We’re not in the natural disaster business here in the center of the country. We don’t have either of the oceans at our doorstep. There is no large lake on which a large ship can sink in a withering storm. We have tornadoes that barely warrant mention, occasionally mussing our hair a bit but not doing much more. Rain comes our way and Dave Dahl runs his hand through his receding blond hair and tells us how many minutes is the storm from our zip code and block. During 9/11 authorities decided to evacuate the IDS Center, 55 stories, the tallest building in Minnesota. It seems a little silly now.
We’re not big on natural disasters. So, instead, we had to create one of our own. A “where were you when you heard the news” kind of event. Hooray for Minnesota. A bridge collapse.
One hour from now the three national news anchors will step in front of the cameras of their respective networks and have as a backdrop the collapse of the busiest river bridge in the state. During rush hour. Right before a Minnesota Twins game just a few blocks away. In full view of the people working late in the towers of downtown Minneapolis. Swoosh. In the silence that followed many who were first on the scene couldn’t even figure out what bridge it was that had gone down. Even people who were on the bridge and were trying to get off. The ultimate nightmare coming real of dialing 911 and not knowing what to tell the operator. That happened to a lady who was on the scene and was the first caller. Bridge? What bridge? Where?
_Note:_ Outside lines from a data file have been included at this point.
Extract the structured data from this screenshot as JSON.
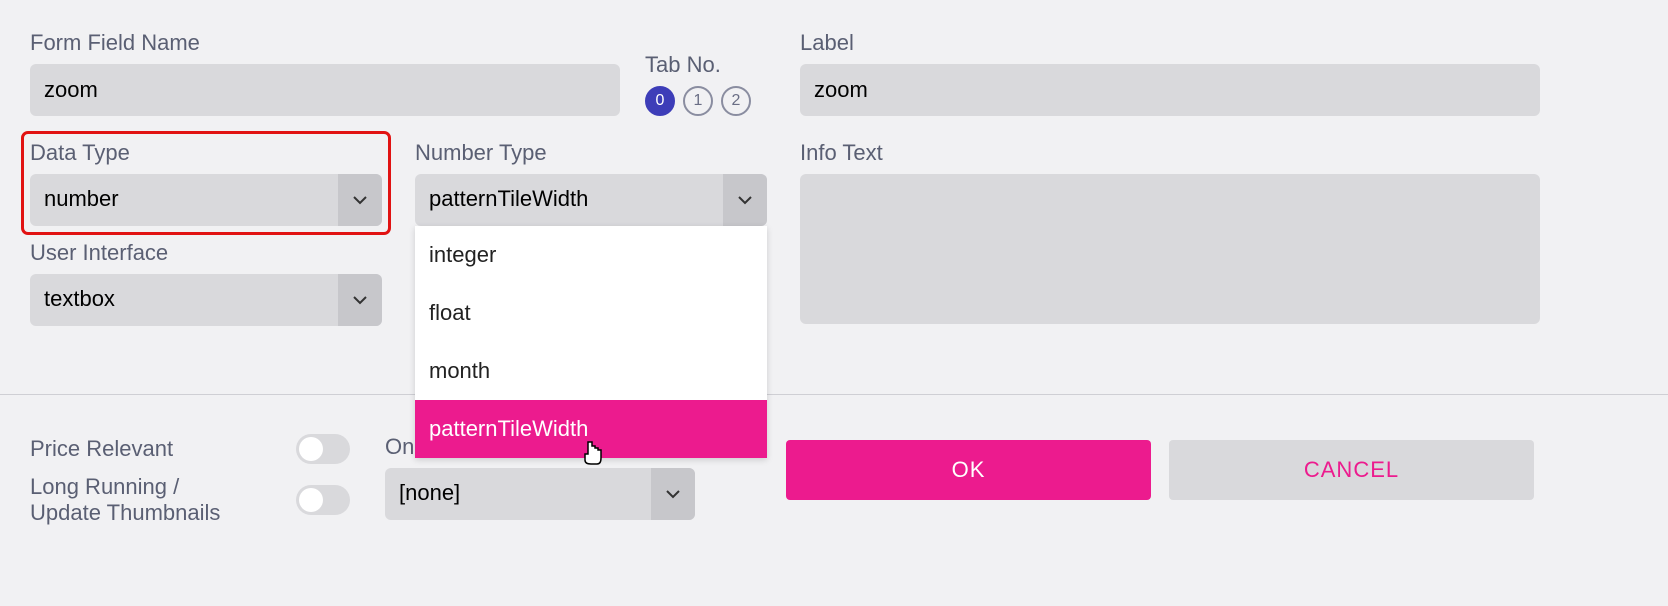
{
  "form": {
    "field_name": {
      "label": "Form Field Name",
      "value": "zoom"
    },
    "tab_no": {
      "label": "Tab No.",
      "options": [
        "0",
        "1",
        "2"
      ],
      "active_index": 0
    },
    "label_field": {
      "label": "Label",
      "value": "zoom"
    },
    "data_type": {
      "label": "Data Type",
      "value": "number"
    },
    "number_type": {
      "label": "Number Type",
      "value": "patternTileWidth",
      "options": [
        "integer",
        "float",
        "month",
        "patternTileWidth"
      ],
      "selected_index": 3
    },
    "info_text": {
      "label": "Info Text",
      "value": ""
    },
    "user_interface": {
      "label": "User Interface",
      "value": "textbox"
    }
  },
  "footer": {
    "price_relevant_label": "Price Relevant",
    "long_running_label_line1": "Long Running /",
    "long_running_label_line2": "Update Thumbnails",
    "on_change_label_prefix": "On",
    "on_change_value": "[none]",
    "price_relevant_on": false,
    "long_running_on": false
  },
  "buttons": {
    "ok": "OK",
    "cancel": "CANCEL"
  },
  "colors": {
    "accent_pink": "#ec1b8e",
    "accent_purple": "#3d3db8",
    "highlight_red": "#e11212"
  }
}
The local authorities now report only four confirmed dead. The number of missing ranging from 20 to 30. Seeing the family members on local TV flashing a photo of the Mom, the spouse of 30 years. “She doesn’t usually use that bridge. We just know she is alive. She is a fighter.” We know there will be more family members like that. And within a few days the magnitude of this event will become clearer to the people living so close to the eye of the camera it is hard to understand just what has happened. It is no 9/11 in New York and Washington, DC. It is no Katrina in New Orleans. But we compare it to that only because those cataclysmic events are in our recent memory.
As a former newspaper reporter it is all I can do to keep from going to the site. But I won’t do it. I know that people’s loved ones are entombed in that bridge lying in the water. And divers can’t even look for them because the currents are too dangerous. The local reporter talks to the witness and asks characteristically: “Did you see any dead bodies in the water?” He waits expectantly for the answer. And she looks at him as though she doesn’t understand the question and then slowly shakes her head, no. It is like 9/11 in that the dead are hidden from our view. And family members wait and hold out hope. I have been to New York City a number of times since 9/11. Business has taken me only blocks from “Ground Zero” and I have never gone to see it. When there is a memorial I will visit. But I do not want to gape into the open grave of so many innocent dead.
Today I called the Star Tribune a newspaper whose offices are so close to the disaster that their reporters can more easily walk than drive to the site. I wanted to suggest they consider writing a story about the news media covering this story. The three national news anchors here. The media organizations coming here from all over the world. The guy on the other end had the characteristic journalist’s cynical response that I mostly expected would be the reception to my suggestion. Then he told me: “We have 150 people from our newsroom covering this story.” That detail took my breath away for a moment. Then I said … well, that’s part of the story as well, don’t you think. He seemed far from convinced. There was so much to do. The notion of assigning somebody to write about the media must have seemed absurd. My guess is they are being besieged with requests by media organizations throughout the world.
We sit here 4.6 miles away. The location, all too familiar, especially to me because I worked almost in the shadow of that bridge for nearly a year. I commuted to work on a bicycle passing under it. On a bus. In my car. Not crossing. I didn’t need an Interstate Highway to get to work in the city. I was already there. Four point six miles away. I don’t have to go to the scene to know what it looks like. I already know. I can see the bridge. I can see the cars flashing across it when traffic isn’t backed up as it so often was. I can see those weird trusses that, I kid you not, I always wondered how they managed to keep that thing in the air. We could hear the sirens yesterday as every emergency service known to the Twin Cities rushed to that scene. And we were glued to our TV sets. They broadcast continuously through the evening, into the night, into the morning. They are still broadcasting now.
In 30 minutes the lights will go on. Katie Couric, Brian Williams and Charles Gibson will lean into the bright lights and tell our story to the world.